Rectify patient information, too: Dig into your claim forms now to ensure that the beneficiary's information is accurate to the letter, or you'll face scores of denied claims on the new HIPAA 5010 forms. That's because CMS will deny claims with a beneficiary's name that doesn't perfectly match how it's listed on the Medicare I.D. card. Along with the patient's last name, you need to be sure you include suffixes, such as Jr. or Sr. abbreviations. Additionally, the date of birth you put on the claim form must match exactly what the Social Security Administration has on file.

New remark codes: CMS will use several new error codes on claims once the 5010 form goes into effect. If you use a clearinghouse, you should discuss with them how they'll communicate these errors to you, and how these changes will impact your practice.

Who's Affected?

The transition to 5010 is not just for practices that deal with Medicare. Some payers are even going active with version 5010 in August of this year, Brink says.

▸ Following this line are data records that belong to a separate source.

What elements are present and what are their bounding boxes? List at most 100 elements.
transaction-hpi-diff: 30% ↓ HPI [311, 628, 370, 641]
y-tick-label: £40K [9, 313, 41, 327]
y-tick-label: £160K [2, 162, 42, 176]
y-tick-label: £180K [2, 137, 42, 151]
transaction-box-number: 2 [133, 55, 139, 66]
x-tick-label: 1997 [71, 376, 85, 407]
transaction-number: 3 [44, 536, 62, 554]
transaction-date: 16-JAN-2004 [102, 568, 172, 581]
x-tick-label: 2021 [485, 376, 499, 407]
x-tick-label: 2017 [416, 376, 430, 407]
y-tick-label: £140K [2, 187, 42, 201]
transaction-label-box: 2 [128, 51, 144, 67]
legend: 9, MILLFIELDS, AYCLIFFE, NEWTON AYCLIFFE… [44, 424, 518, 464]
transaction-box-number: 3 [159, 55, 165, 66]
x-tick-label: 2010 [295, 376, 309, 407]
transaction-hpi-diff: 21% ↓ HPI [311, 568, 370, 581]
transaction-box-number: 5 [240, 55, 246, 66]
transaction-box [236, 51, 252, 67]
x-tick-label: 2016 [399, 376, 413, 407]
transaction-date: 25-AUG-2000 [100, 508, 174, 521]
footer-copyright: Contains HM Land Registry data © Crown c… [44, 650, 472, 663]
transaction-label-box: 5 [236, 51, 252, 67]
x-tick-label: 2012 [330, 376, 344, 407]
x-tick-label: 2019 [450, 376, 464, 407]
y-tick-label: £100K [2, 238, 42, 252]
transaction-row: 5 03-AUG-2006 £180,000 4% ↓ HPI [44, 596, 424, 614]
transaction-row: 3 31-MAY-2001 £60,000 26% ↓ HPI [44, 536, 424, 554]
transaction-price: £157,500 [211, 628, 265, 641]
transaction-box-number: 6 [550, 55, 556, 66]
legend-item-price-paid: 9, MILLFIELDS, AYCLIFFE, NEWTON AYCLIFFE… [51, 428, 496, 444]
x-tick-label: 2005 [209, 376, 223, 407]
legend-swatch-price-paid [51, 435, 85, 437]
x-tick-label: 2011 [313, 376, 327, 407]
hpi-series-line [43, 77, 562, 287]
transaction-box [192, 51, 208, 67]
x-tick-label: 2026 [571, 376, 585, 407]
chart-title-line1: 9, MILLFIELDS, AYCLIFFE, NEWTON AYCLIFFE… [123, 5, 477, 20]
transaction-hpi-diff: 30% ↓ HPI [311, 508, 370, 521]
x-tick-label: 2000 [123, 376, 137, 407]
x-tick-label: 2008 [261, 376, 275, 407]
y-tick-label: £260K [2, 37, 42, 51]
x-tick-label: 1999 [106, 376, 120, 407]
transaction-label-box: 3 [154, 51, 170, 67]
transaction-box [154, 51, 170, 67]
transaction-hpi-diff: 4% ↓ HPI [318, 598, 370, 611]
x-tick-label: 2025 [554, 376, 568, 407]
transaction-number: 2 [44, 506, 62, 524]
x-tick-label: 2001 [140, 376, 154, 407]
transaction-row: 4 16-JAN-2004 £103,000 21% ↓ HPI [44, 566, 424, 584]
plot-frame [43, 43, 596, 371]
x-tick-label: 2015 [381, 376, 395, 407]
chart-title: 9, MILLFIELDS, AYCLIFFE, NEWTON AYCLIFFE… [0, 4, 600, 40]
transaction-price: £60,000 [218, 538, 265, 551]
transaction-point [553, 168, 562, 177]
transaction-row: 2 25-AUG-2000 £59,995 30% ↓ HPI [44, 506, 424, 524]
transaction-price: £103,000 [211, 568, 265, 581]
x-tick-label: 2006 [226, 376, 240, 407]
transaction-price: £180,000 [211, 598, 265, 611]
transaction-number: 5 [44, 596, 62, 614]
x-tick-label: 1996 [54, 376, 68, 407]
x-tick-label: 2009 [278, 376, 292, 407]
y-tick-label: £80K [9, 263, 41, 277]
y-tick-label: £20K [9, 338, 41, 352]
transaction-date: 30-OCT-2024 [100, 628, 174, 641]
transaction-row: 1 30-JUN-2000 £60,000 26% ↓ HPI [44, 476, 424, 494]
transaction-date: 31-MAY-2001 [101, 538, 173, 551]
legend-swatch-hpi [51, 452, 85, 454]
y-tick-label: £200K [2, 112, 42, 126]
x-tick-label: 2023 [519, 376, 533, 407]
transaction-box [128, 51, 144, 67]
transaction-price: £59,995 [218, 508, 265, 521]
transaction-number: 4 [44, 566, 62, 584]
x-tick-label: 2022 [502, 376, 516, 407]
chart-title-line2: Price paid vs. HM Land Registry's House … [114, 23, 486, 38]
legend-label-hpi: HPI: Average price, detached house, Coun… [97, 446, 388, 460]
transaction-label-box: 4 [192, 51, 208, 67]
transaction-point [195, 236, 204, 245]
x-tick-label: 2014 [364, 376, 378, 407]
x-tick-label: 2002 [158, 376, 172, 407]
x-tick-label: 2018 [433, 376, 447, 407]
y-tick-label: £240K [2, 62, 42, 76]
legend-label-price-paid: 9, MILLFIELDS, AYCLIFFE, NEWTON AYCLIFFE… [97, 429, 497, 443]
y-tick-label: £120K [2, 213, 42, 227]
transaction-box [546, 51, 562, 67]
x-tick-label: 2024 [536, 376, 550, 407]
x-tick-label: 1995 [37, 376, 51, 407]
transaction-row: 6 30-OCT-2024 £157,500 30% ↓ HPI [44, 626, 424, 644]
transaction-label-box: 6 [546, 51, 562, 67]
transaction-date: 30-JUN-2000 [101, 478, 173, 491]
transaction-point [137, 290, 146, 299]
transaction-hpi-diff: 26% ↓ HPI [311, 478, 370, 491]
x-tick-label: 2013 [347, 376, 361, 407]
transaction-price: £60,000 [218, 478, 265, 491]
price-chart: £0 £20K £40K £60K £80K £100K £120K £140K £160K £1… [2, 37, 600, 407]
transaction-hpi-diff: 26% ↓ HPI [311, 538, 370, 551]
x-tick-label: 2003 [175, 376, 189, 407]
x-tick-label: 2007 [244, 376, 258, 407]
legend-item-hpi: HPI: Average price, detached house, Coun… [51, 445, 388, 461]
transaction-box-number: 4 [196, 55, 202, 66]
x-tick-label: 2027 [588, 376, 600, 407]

"Either directly or indirectly, HIPAA Version 5010 will impact nearly everyone involved in healthcare transactions --roviders, clearinghouses, and payers, as well as vendors who provide practice management (PM) systems and other transaction-related software(s)," says Kim Dues, CPC, owner of Mass Medical Billing Services in Dickinson, Tex. "It is mostly a complex technical issue for those on the business and administrative side. Although, if the implementation doesn't go smoothly, it will affect all."